Macy's went to considerable lengths during the due diligence period, providing Arkhouse and Brigade with detailed store-by-store profit and loss information, as well as leases for each location. The company even permitted the bidders to share this confidential information with more than a dozen potential financing sources. Despite these efforts, the proposal from Arkhouse and Brigade failed to meet Macy's expectations.

Arkhouse had initially faced resistance from Macy's, leading to a settlement in April where two independent directors were added to the board. The activist group had previously indicated an intention to mount a proxy fight for control of Macy's. However, with negotiations now officially terminated, Arkhouse did not immediately respond to requests for comment.

The termination of talks comes at a challenging time for Macy's, which is in the midst of a turnaround effort under CEO Tony Spring. The retailer has announced plans to close about 150 of its namesake stores and open new locations of its stronger-performing brands, Bloomingdale's and Bluemercury. Additionally, Macy's is opening smaller locations in suburban strip malls to attract more foot traffic.

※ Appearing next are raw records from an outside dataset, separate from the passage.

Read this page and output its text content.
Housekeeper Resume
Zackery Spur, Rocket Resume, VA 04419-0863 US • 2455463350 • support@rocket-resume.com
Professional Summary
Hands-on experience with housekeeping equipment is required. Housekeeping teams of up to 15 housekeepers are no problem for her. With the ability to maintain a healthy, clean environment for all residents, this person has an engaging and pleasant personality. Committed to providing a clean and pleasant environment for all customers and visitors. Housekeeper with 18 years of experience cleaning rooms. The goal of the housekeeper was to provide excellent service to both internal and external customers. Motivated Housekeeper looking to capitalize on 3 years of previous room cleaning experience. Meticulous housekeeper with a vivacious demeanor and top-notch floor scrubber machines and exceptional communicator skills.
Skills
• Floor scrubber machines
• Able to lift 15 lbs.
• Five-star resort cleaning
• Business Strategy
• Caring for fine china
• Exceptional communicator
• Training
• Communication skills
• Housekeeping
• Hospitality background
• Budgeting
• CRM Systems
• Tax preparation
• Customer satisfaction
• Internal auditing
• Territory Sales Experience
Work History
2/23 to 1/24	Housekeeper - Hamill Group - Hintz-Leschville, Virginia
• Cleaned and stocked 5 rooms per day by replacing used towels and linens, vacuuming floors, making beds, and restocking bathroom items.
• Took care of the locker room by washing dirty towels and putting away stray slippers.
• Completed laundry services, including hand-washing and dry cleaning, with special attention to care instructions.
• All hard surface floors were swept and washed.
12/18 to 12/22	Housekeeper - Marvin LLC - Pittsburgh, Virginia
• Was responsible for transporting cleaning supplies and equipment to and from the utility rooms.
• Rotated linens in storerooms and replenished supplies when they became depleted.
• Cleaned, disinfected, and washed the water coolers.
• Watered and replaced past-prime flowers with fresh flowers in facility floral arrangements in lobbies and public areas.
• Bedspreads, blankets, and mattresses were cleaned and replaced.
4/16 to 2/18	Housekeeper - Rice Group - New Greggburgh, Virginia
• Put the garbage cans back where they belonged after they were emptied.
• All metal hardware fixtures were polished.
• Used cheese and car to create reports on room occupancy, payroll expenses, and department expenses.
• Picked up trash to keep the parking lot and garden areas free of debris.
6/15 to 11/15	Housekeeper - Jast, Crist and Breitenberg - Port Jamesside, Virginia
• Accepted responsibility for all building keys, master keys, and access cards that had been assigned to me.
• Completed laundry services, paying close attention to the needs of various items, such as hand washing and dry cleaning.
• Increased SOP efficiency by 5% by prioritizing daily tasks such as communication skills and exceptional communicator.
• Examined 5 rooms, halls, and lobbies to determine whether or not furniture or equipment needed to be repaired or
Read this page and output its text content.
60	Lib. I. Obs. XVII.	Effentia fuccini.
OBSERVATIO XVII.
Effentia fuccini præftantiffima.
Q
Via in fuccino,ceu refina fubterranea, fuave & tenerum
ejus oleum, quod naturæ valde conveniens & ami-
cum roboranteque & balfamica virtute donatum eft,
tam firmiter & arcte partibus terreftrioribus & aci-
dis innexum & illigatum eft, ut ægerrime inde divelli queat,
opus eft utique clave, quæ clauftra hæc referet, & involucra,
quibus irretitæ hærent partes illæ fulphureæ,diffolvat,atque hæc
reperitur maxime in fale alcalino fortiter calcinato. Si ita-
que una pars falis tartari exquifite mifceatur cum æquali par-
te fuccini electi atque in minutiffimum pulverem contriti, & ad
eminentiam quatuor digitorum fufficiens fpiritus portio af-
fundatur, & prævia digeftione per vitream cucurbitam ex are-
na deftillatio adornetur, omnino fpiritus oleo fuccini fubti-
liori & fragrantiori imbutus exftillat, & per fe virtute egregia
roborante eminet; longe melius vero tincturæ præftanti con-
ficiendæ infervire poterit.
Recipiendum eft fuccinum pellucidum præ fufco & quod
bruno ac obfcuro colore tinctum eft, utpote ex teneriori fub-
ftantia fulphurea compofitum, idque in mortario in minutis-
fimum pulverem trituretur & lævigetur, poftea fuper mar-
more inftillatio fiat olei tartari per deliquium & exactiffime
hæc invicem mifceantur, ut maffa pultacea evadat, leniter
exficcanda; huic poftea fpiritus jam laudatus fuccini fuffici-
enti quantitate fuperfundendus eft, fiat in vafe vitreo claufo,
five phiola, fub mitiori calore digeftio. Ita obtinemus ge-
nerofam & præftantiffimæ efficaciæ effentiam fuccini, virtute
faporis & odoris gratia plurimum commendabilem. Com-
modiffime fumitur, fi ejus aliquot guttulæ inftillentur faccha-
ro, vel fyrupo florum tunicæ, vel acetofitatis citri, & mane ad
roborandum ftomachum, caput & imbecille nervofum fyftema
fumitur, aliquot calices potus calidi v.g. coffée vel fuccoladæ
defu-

Macy's efforts to revitalize its brand and boost sales have been hindered by high inflation, which has made consumers more selective in their discretionary spending. The retailer is also battling to stay relevant as younger shoppers increasingly prefer online retailers like Shein, big-box stores such as Target, and off-price chains like T.J. Maxx over traditional department stores.

For the fiscal year, Macy's expects net sales to range between $22.3 billion and $22.9 billion, down from $23.09 billion in 2023. Comparable sales, which exclude the effects of store openings and closures, are expected to decline by about 1% to a potential gain of 1.5% on an owned-plus-licensed basis, including third-party marketplace sales.

Despite these challenges, CEO Tony Spring remains optimistic about Macy's future. On an earnings call in late May, he said the company is in the "early innings" of revitalizing its stores. He pointed to improved sales results at the first 50 stores where Macy's had invested in increased staffing, sharper merchandise displays, and special events.

The market responded negatively to the news of the terminated talks, with Macy's shares dropping roughly 14% in early trading on Monday. Prior to this drop, Macy's shares had fallen about 5% in 2024, lagging behind the S&P 500's roughly 18% gain over the same period.

Arkhouse, a real estate investment firm led by Gavriel Kahane and Jonathon Blackwell, and Brigade Capital Management, which focuses on retail companies, had aimed to unlock value in Macy's real estate holdings and overhaul the company's operations. Similar activist efforts have targeted other department stores, such as Macellum's push for Kohl's to sell itself in 2022.